Suffolk

Mildenhall treasure: 'Unusual' Anglo-Saxon buckle found

  • 23 August 2014
  • From the section Suffolk
Silver buckle Image copyright PAS
Image caption Experts from the Portable Antiquities Scheme said the buckle dates from between 800-900AD

An archaeologist has hailed a 9th Century silver buckle discovered on farmland in Suffolk as a rare find.

The Anglo Saxon fastening, discovered by metal detecting near Mildenhall, features a Trewhiddle-style animal decoration.

Dr Helen Geake, from the Portable Antiquities Scheme, said: "It really is quite unusual.

"The costumes worn at this time don't appear to need buckles and so they are rarely found."

The 29.5mm (1.2in) buckle, featuring an animal with its head turned back to look over its body, was declared treasure at an inquest in Bury St Edmunds.

Dr Geake said the buckle was "too fine for horse harness".
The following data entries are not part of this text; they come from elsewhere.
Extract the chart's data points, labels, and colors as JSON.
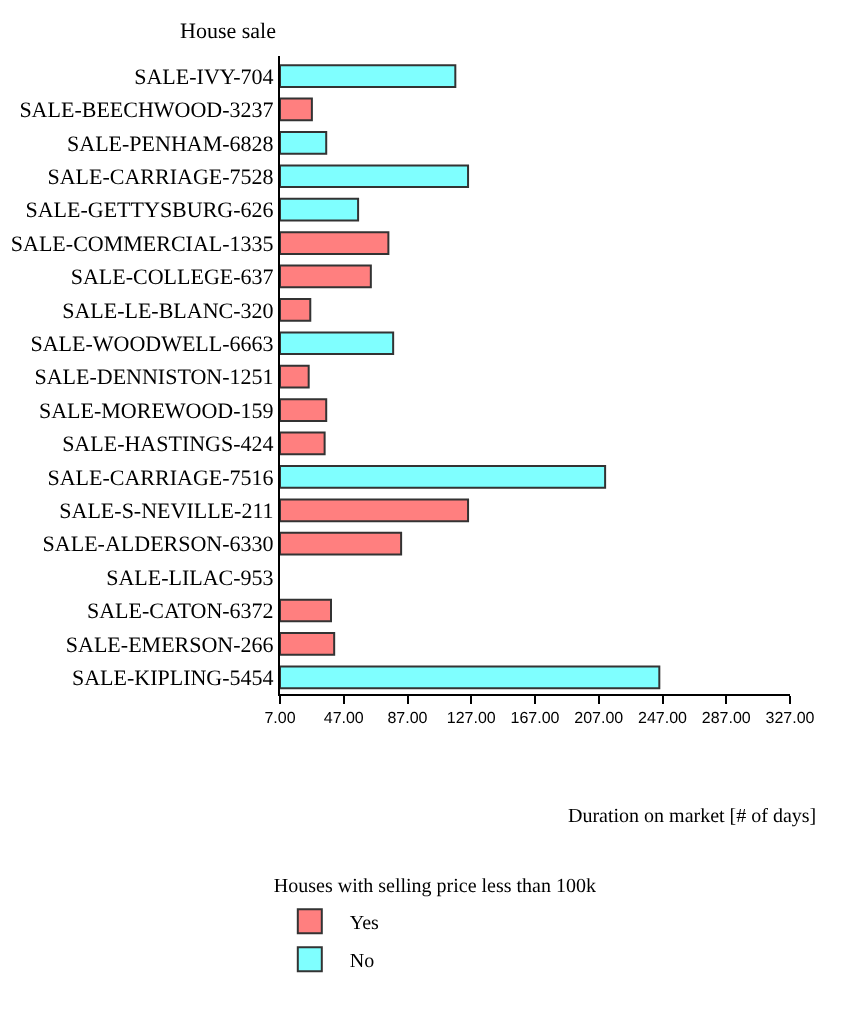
{
  "chart_data": {
    "type": "bar",
    "orientation": "horizontal",
    "ylabel": "House sale",
    "xlabel": "Duration on market [# of days]",
    "legend_title": "Houses with selling price less than 100k",
    "legend": "bottom left",
    "grid": false,
    "categories": [
      "SALE-IVY-704",
      "SALE-BEECHWOOD-3237",
      "SALE-PENHAM-6828",
      "SALE-CARRIAGE-7528",
      "SALE-GETTYSBURG-626",
      "SALE-COMMERCIAL-1335",
      "SALE-COLLEGE-637",
      "SALE-LE-BLANC-320",
      "SALE-WOODWELL-6663",
      "SALE-DENNISTON-1251",
      "SALE-MOREWOOD-159",
      "SALE-HASTINGS-424",
      "SALE-CARRIAGE-7516",
      "SALE-S-NEVILLE-211",
      "SALE-ALDERSON-6330",
      "SALE-LILAC-953",
      "SALE-CATON-6372",
      "SALE-EMERSON-266",
      "SALE-KIPLING-5454"
    ],
    "series": [
      {
        "name": "Yes",
        "color": "#ff7f7f",
        "values": [
          null,
          27,
          null,
          null,
          null,
          75,
          64,
          26,
          null,
          25,
          36,
          35,
          null,
          125,
          83,
          null,
          39,
          41,
          null
        ]
      },
      {
        "name": "No",
        "color": "#7fffff",
        "values": [
          117,
          null,
          36,
          125,
          56,
          null,
          null,
          null,
          78,
          null,
          null,
          null,
          211,
          null,
          null,
          null,
          null,
          null,
          245
        ]
      }
    ],
    "xlim": [
      7,
      327
    ],
    "xticks": [
      {
        "value": 7,
        "label": "7.00"
      },
      {
        "value": 47,
        "label": "47.00"
      },
      {
        "value": 87,
        "label": "87.00"
      },
      {
        "value": 127,
        "label": "127.00"
      },
      {
        "value": 167,
        "label": "167.00"
      },
      {
        "value": 207,
        "label": "207.00"
      },
      {
        "value": 247,
        "label": "247.00"
      },
      {
        "value": 287,
        "label": "287.00"
      },
      {
        "value": 327,
        "label": "327.00"
      }
    ]
  }
}
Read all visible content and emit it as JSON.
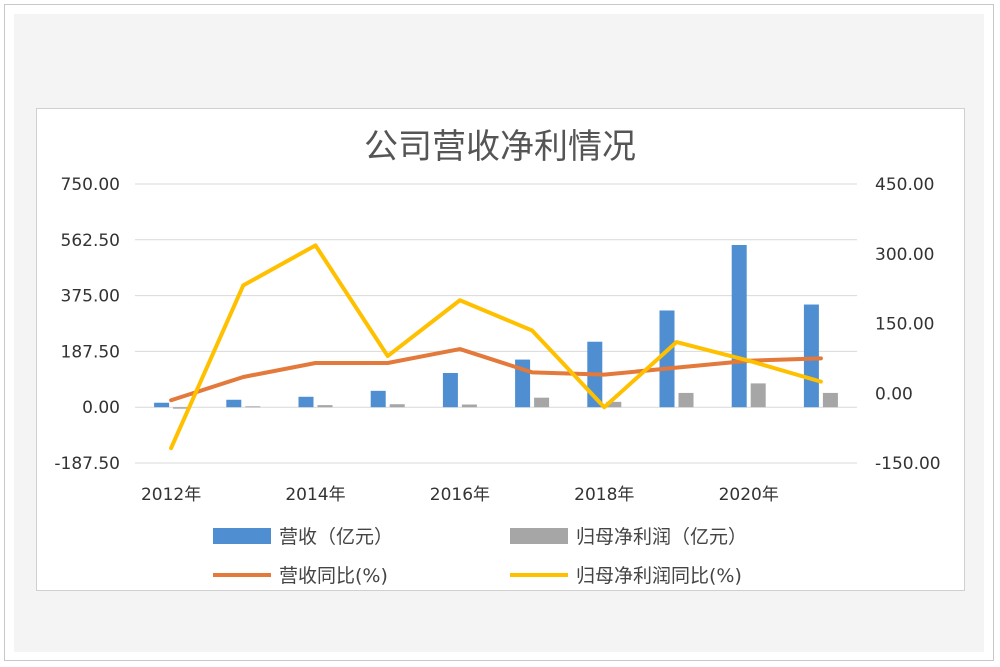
{
  "chart_data": {
    "type": "bar",
    "title": "公司营收净利情况",
    "x": [
      2012,
      2013,
      2014,
      2015,
      2016,
      2017,
      2018,
      2019,
      2020,
      2021
    ],
    "x_tick_labels": [
      "2012年",
      "2014年",
      "2016年",
      "2018年",
      "2020年"
    ],
    "y_left": {
      "range": [
        -187.5,
        750
      ],
      "tick_labels": [
        "750.00",
        "562.50",
        "375.00",
        "187.50",
        "0.00",
        "-187.50"
      ]
    },
    "y_right": {
      "range": [
        -150,
        450
      ],
      "tick_labels": [
        "450.00",
        "300.00",
        "150.00",
        "0.00",
        "-150.00"
      ]
    },
    "grid": true,
    "legend_position": "bottom",
    "series": [
      {
        "name": "营收（亿元）",
        "type": "bar",
        "axis": "left",
        "color": "#4f8fd1",
        "values": [
          15,
          25,
          35,
          55,
          115,
          160,
          220,
          325,
          545,
          345
        ]
      },
      {
        "name": "归母净利润（亿元）",
        "type": "bar",
        "axis": "left",
        "color": "#a6a6a6",
        "values": [
          -5,
          3,
          7,
          10,
          9,
          32,
          18,
          48,
          80,
          48
        ]
      },
      {
        "name": "营收同比(%)",
        "type": "line",
        "axis": "right",
        "color": "#e3793a",
        "values": [
          -15,
          35,
          65,
          65,
          95,
          45,
          40,
          55,
          70,
          75
        ]
      },
      {
        "name": "归母净利润同比(%)",
        "type": "line",
        "axis": "right",
        "color": "#ffc000",
        "values": [
          -118,
          232,
          318,
          80,
          200,
          135,
          -30,
          110,
          70,
          25
        ]
      }
    ]
  }
}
"Other straps might include a sword harness, but on the whole it's a rather enigmatic item," she said.

Image copyright PAS
Image caption Experts said the ring's "dark red gem" is most likely to be a garnet

A 22mm (0.9in) diameter medieval gold finger ring featuring a gem, found using a metal detector near Bury St Edmunds, was also declared treasure.

Andrew Brown, finds recording officer at Suffolk County Council, said: "Gold isn't hugely common in any period, but if you own an object of more value in this period it's like to be a finger ring, but we can't tell if it belonged to a man or a woman.

"We'd expect this to have belonged to a wealthier family, but just how wealthy is difficult to gauge from this single item."

The items will now enter the treasure process for valuation.